Speculators aren’t even hiding any more. The more blatant this becomes the more impotent the U.S. Government looks.
Flaw In Waxman-Markey Close To Unleashing Enron Across The United States
“On paper, the Waxman-Markey bill puts a cost on carbon dioxide by imposing a ceiling, or cap, on greenhouse gas emissions and then setting up a market for regulated industries — such as the electric power sector — to buy and sell allowances to pollute under that cap. As the cap is reduced each year, market participants will exchange allowances in a complex auction market.
If you liked what credit default swaps did to our economy, you’re going to love cap-and-trade. Just read Title VIII of the bill, which lets investment banks, hedge funds and other speculators participate in the cap-and-trade market. They don’t have emissions to cut; they have commissions to make.”
- Let’s Have Cap and No Trade
- David Sokol
- Washington Post Opinion
- May 19, 2009
We are aggressively agnostic when it comes to climate change but if you are going to cap please do NOT trade.

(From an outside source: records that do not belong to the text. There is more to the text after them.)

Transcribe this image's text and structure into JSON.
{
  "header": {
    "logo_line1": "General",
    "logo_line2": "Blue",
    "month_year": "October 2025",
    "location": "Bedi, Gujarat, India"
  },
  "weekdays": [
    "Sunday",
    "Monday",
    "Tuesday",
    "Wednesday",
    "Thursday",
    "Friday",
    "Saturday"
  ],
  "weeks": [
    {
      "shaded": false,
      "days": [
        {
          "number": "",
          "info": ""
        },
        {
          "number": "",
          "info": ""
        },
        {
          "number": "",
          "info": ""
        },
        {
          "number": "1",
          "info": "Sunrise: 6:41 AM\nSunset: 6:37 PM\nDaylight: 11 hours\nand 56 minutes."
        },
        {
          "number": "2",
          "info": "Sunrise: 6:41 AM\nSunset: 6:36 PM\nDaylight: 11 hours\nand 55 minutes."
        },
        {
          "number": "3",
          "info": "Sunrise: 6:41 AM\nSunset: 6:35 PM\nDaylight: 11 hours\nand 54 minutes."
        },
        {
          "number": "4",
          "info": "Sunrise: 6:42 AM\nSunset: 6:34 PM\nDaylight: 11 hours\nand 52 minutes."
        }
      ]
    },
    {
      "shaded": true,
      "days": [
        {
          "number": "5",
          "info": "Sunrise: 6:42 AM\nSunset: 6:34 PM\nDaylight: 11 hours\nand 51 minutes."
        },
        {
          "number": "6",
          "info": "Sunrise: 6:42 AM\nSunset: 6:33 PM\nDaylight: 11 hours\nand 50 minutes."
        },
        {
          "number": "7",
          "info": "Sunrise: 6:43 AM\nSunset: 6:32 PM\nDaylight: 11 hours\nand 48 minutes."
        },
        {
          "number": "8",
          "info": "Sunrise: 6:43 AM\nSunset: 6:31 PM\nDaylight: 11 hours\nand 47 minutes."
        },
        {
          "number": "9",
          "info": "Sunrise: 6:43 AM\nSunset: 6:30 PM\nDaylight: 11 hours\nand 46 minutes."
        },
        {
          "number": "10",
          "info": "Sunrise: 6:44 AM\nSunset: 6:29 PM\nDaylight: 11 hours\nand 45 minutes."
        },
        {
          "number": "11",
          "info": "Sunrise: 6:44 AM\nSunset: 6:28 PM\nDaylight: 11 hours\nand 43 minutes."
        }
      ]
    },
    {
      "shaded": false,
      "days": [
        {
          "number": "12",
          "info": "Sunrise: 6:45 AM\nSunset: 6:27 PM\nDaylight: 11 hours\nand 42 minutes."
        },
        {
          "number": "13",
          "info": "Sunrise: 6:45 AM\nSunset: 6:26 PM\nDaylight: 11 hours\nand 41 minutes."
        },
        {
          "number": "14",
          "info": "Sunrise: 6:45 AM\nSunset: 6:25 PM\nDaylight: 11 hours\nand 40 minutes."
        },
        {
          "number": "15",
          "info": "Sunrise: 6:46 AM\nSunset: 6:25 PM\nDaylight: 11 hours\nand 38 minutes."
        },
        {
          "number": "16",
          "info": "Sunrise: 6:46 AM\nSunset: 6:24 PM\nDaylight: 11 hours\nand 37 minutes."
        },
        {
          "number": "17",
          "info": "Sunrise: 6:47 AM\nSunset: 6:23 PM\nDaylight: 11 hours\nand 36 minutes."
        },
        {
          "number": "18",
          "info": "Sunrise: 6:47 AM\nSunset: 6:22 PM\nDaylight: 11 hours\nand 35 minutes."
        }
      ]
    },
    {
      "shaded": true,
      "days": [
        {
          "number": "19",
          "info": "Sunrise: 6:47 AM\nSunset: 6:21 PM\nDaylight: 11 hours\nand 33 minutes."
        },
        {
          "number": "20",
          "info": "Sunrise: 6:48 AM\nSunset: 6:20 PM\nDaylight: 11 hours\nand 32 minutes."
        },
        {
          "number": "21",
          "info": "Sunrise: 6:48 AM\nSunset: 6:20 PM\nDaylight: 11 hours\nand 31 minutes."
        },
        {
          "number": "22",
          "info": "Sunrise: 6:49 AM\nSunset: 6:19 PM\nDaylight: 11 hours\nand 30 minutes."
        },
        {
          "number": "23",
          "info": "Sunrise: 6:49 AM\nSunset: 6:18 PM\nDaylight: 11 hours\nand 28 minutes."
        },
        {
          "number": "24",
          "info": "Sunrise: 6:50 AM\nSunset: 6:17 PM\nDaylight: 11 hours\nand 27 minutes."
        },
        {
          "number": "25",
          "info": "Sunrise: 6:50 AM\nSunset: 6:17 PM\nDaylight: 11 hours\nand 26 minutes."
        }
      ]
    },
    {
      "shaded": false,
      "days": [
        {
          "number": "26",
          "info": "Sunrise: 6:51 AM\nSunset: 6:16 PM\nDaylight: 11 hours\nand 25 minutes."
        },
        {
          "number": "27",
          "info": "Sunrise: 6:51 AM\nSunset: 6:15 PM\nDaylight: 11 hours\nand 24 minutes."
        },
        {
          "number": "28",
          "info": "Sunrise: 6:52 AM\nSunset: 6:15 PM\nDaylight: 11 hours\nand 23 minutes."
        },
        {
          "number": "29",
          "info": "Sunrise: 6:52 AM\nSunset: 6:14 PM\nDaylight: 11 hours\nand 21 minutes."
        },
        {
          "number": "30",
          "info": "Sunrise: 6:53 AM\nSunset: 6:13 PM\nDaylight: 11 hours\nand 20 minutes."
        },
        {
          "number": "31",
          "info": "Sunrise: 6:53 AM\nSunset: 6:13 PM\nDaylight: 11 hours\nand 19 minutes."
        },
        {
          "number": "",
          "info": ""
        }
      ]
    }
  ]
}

The Cap and Trade system, as provided for in the proposed Waxman – Markey Legislation, has all the ingredients of a large-scale speculative bubble waiting to happen. In fact, this Carbon Bubble has the potential to be worse – by orders of magnitude – than the 2008 Oil Bubble.
Carbon Supply is finite and shrinking making it prone to excessive speculation and manipulation.
Carbon Demand is growing naturally with the economy and giving investors the ability to buy carbon credits and bank them forever allows highly leveraged derivatives traders to buy huge amounts.
Unchecked this will lead to a massive supply & demand imbalance that will result in a huge price spike.
The result is that financial trading firms will push carbon prices through the roof (like Enron did with Electricity on the West Coast) and all of America will suffer while these firms mint huge profits.